Pela mesma ordem de ideias, no âmbito da população em idade ativa, o aumento do emprego contribui para reduzir a pressão, enquanto o aumento do desemprego contribui para o seu agravamento. Ora, por força do atual contexto, tem-se observado uma redução do nível do emprego, à qual acrescem transformações no âmbito da própria população empregada, quer respeitantes ao vínculo contratual, quer ao tempo de trabalho. Na verdade, para além da evolução negativa ao nível da população empregada, importa ainda destacar fatores respeitantes à segurança e à proteção no emprego, que se afiguram relevantes para equacionar a probabilidade de este se constituir como principal via para assegurar a integração profissional dos indivíduos. A este nível saliente-se a precariedade traduzida pelo decréscimo do número de contratos permanentes ou “sem termo”, pelo aumento da flexibilidade da legislação de proteção do emprego, pelo aumento das situações de trabalho a tempo parcial e pelo aumento no número de trabalhadores marginalmente ativos no mercado de trabalho.

Refira-se ainda que o aumento do número de pessoas em situação de desemprego teve impacto em termos de prestações sociais, afetando a execução orçamental da própria Segurança Social.

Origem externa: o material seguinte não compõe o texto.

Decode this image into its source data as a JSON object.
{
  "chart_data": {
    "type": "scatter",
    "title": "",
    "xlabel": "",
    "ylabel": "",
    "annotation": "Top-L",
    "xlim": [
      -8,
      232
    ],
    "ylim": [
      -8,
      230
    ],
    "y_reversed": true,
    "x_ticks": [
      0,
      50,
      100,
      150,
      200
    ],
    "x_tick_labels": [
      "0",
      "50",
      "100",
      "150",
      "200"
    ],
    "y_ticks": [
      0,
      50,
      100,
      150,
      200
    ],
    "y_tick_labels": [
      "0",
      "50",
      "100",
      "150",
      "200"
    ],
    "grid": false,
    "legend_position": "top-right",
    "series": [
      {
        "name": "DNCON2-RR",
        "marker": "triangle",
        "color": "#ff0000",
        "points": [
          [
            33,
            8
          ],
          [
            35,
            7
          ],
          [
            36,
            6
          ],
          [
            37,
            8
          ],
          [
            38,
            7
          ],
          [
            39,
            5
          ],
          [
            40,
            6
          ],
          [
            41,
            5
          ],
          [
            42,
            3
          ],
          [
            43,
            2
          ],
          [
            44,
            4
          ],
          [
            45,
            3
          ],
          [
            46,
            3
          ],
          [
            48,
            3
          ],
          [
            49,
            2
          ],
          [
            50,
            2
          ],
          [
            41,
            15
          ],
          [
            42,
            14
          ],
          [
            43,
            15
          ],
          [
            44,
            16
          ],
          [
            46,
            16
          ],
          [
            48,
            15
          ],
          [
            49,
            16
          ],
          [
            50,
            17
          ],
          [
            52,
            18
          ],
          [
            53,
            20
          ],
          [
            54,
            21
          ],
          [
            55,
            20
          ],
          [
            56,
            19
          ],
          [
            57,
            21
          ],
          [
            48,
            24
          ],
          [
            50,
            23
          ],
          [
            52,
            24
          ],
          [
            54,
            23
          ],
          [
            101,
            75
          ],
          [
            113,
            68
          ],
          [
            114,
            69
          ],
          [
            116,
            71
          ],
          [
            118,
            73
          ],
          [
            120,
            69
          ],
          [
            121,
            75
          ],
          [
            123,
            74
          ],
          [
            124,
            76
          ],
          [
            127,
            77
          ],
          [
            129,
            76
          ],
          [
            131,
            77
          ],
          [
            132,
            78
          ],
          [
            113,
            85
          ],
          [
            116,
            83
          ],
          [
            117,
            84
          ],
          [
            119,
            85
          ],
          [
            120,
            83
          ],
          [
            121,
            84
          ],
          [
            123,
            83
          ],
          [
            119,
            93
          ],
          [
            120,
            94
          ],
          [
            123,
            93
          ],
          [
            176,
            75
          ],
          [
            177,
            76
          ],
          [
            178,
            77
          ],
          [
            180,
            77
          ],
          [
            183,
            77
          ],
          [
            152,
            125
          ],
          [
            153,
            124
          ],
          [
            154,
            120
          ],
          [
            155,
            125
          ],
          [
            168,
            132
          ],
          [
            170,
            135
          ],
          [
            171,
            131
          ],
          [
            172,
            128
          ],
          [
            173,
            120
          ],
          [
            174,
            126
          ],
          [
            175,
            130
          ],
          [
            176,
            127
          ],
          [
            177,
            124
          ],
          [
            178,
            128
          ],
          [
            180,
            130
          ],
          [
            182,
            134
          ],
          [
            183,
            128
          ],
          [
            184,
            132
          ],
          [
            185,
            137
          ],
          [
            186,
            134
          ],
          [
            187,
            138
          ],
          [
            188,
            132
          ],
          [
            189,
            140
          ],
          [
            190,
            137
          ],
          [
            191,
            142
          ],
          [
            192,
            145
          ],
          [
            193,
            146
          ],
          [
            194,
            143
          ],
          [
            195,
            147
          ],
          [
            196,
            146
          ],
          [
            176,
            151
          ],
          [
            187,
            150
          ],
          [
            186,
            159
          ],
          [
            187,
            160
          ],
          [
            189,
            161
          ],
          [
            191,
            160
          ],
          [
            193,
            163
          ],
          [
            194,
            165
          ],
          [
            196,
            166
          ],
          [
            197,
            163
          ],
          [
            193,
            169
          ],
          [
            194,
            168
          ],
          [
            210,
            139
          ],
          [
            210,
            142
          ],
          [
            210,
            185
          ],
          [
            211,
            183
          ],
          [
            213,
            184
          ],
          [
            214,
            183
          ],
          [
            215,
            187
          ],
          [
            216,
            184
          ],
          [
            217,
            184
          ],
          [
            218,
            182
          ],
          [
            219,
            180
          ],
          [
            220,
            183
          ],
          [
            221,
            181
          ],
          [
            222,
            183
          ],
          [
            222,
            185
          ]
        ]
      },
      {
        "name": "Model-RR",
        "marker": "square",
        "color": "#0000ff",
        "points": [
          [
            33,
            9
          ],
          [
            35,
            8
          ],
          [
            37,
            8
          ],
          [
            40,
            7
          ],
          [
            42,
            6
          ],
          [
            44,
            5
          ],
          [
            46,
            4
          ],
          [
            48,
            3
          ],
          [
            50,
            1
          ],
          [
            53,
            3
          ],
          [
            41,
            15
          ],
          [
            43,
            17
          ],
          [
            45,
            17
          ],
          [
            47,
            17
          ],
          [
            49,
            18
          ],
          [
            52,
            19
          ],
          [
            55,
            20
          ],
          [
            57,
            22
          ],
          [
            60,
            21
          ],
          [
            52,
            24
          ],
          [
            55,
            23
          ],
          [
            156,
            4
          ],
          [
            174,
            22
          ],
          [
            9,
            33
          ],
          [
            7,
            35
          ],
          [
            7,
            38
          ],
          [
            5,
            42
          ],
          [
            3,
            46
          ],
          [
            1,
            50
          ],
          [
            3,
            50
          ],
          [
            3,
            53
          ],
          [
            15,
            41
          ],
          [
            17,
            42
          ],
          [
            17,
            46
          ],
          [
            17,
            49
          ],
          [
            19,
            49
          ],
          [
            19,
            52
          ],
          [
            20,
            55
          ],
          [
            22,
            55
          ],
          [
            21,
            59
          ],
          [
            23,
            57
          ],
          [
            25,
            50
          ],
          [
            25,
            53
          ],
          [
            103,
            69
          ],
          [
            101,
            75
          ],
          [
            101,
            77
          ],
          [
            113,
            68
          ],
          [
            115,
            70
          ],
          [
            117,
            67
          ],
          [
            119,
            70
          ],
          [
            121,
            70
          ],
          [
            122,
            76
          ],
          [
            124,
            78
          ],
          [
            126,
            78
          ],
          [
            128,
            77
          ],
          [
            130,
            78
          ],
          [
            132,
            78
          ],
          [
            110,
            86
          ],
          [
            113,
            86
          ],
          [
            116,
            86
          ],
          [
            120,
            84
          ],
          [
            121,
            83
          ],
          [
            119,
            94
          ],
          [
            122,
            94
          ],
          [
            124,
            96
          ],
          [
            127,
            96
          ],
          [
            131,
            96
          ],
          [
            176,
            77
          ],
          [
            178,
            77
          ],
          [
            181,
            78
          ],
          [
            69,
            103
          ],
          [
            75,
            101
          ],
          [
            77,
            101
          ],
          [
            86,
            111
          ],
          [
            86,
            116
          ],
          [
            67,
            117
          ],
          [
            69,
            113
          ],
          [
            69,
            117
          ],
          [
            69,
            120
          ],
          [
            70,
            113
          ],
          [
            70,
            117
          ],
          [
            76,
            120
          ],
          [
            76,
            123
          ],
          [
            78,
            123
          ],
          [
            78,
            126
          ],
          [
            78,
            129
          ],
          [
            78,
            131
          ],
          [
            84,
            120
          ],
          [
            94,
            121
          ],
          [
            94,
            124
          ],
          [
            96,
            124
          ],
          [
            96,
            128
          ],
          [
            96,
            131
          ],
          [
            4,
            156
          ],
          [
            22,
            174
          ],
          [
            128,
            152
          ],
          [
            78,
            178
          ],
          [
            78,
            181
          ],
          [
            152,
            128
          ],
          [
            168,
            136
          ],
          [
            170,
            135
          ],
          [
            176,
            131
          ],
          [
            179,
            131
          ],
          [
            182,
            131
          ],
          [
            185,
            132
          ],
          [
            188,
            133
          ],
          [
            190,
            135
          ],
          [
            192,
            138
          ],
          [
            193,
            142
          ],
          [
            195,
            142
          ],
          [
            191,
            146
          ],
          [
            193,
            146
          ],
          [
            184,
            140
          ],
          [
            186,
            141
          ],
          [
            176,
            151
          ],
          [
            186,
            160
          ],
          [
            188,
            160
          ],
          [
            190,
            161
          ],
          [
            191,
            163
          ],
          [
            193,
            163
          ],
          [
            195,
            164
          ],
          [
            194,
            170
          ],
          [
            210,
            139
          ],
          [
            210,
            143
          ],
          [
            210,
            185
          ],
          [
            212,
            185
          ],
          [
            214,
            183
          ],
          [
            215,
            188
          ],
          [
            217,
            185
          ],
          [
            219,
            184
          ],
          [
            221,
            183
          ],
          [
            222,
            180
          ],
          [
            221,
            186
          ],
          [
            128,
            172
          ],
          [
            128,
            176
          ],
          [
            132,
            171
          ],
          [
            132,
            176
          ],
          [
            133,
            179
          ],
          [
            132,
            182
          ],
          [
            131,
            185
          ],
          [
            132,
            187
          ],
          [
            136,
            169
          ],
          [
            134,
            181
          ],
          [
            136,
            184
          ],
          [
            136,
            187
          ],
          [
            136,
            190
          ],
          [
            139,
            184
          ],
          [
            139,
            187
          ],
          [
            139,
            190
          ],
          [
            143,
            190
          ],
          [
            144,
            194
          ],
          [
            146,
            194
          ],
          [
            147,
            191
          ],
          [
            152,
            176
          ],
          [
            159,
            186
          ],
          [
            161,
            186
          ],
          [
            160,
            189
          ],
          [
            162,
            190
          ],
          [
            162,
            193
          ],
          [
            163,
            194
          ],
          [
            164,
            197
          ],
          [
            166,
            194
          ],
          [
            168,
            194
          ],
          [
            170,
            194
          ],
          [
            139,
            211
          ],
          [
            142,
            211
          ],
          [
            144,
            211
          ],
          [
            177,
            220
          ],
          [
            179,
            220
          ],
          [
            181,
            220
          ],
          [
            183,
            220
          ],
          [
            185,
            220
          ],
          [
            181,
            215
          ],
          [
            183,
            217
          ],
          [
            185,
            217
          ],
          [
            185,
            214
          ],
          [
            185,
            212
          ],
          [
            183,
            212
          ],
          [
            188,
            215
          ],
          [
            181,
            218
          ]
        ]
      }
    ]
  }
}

Conjugando a cobertura efetiva que o subsídio de desemprego permite com, por um lado, a tendência simultânea de redução de beneficiários de Rendimento Social de Inserção (em consequência do agravamento das condições de elegibilidade para acesso aos benefícios) e, por outro lado, a precariedade ao nível do emprego é de prever uma pressão para a obtenção de rendimentos no âmbito de actividades na economia informal. Ou seja, tendo presente o impacto geral da crise ao nível do emprego/desemprego, das prestações sociais e, em geral, no risco de pobreza e exclusão social, é possivel perspetivar o efeito expectável ao nível da economia informal, como componente da economia Paralela. Assim, por um lado, a economia informal terá crescido, ameaçando o sistema de proteção social e, eventualmente, despoletando consequências gravosas nos grupos mais vulneráveis. Por outro lado, muitas das atividades de economia informal não deixarão de reflectir a reação dos indivíduos em situação de pobreza e de exclusão social.

Algumas, recentes, atividades de economia informal apresentam-se assim como uma resposta direta e bidirecional a uma necessidade daqueles que, fruto da crise, vivem em situação de pobreza e de exclusão social. Para que não seja tudo mau, espera-se que algumas atividades informais recentes se constituam como ponto de partida para uma eventual transição para o emprego formal.